Nagel and Thompson are following in the footsteps of their predecessors and focusing on the cost of textbooks.

“Textbooks cost an arm and leg, and most of us don’t have an extra one to spare,” Thompson said.

Nagel said they want to share strategies with faculty members to help get the lowest prices for books, such as competition between publishers.

“That always drives down the price for students,” Nagel said.

Nagel and Thompson also said they want to address legislative actions and push for classes to be optional on Support the U Day, “so that students can actually go and support the U, rather than President Bruininks having to do everything,” Thompson said.

Mark Lewandowski and Alicia Smith

Speaker of MSA Mark Lewandowski and Legislative Affairs Committee chairwoman Alicia Smith have decided to join forces to make MSA the best it can be, they said.

“Right now it’s kind of this hovering body, ‘hey look we govern,’ but we want students to be able to reach out to it and we want to reach out to students,” Smith said.

The big three issues that Lewandowski and Smith said they want to address are get out the vote, the environment and advocacy for students.

“We’re not here just to serve a few students, but every student,” Lewandowski said.

Advocating for students is high on their priority list because that is what MSA is supposed to do, Smith said.

“We need to be over at the Capitol advocating for more funding,” she said.

Lewandowski and Smith said they plan to be over at the capital every other week.

They also plan to be completely open with students, they said.

As part of their openness, Lewandowski and Smith plan to publish a bi-weekly online newsletter that will directly address any problems or concerns fellow students e-mail them with.

“We want people to put us into a corner,” Smith said, “because that’s what makes you accountable.”

GAPSA Candidates

Kristi Kremers

GAPSA at-large director Kristi Kremers’ campaign will focus on improving the GAPSA community.

Kremers said one of her main concerns is with helping prepare graduate and professional students for their futures.

“While we’re here we have the academic focus, but we also need the real world application to be successful,” she said. “There are just different expectations out there in the real world.”

Kremers said she wants to work on lessening the amount of debt that graduate and professional students often find themselves in 10 years down the line.

“We’re really setting people up for failure if we continue to allow people to take out so much in loans,” she said.

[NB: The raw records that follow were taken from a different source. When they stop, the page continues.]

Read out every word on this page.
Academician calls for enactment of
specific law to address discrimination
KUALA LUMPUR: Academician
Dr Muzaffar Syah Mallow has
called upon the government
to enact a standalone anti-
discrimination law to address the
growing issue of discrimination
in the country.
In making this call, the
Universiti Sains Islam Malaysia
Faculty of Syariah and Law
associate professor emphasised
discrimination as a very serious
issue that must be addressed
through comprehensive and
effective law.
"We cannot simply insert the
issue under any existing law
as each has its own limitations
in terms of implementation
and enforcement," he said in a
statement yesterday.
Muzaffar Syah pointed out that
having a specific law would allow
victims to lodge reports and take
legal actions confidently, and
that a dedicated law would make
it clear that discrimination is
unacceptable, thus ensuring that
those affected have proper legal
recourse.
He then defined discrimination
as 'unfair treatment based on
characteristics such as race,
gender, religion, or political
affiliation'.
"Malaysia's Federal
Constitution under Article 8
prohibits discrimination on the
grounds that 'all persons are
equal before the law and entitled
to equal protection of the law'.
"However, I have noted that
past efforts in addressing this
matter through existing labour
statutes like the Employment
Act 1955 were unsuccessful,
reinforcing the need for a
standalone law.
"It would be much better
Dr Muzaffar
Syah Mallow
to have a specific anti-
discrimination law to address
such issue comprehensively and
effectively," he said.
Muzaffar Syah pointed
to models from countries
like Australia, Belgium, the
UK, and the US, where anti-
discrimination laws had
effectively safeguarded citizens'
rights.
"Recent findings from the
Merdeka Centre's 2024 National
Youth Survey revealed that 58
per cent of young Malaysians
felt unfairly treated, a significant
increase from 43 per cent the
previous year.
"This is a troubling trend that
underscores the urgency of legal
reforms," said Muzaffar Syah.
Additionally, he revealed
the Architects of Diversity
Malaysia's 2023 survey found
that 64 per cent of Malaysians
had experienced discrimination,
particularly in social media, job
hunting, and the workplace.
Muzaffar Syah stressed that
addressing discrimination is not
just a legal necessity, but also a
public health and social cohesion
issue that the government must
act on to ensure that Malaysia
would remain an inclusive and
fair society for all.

Since this is only the second time that GAPSA has held a campuswide election, Kremers said she hopes that students will get out there and vote.

“We’re really hoping that students will take a few minutes out of their day to really do some research and decided which candidate is right for them,” she said. “I would really love to hear what other people feel are the concerns affecting them.”

James Faghmous

GAPSA Vice President for student affairs James Faghmous said he wants to enhance the experiences of the graduate and professional students while they are here.

“What does it really mean to be a graduate and professional student at the University of Minnesota?” he said. “I feel that we are going to be the epicenter for graduate and professional student life.”

Cultural programs are something that Faghmous said he wants to look into developing.

“I want to make sure that we shape you culturally,” he said. “It will help shape you in an intellectually different way.”

Becoming more connected with the councils is an important thing as well, Faghmous said.

“Right now as it is, GAPSA really feels like the rich parent who gives money to the children but are never there for them,” he said.

Faghmous said he wants to make sure that the diversity among these councils is addressed and recognized.

“Acknowledging the diversity and really catering to that diversity and the different needs of our councils is very crucial,” he said. “Not only acknowledging the diversity but tackling the common problems.”

These common problems could be anything from applying for finances to writing thesis papers.

“A blank page can be really daunting,” he said. “It’s really hard to break the ice and write your first page.”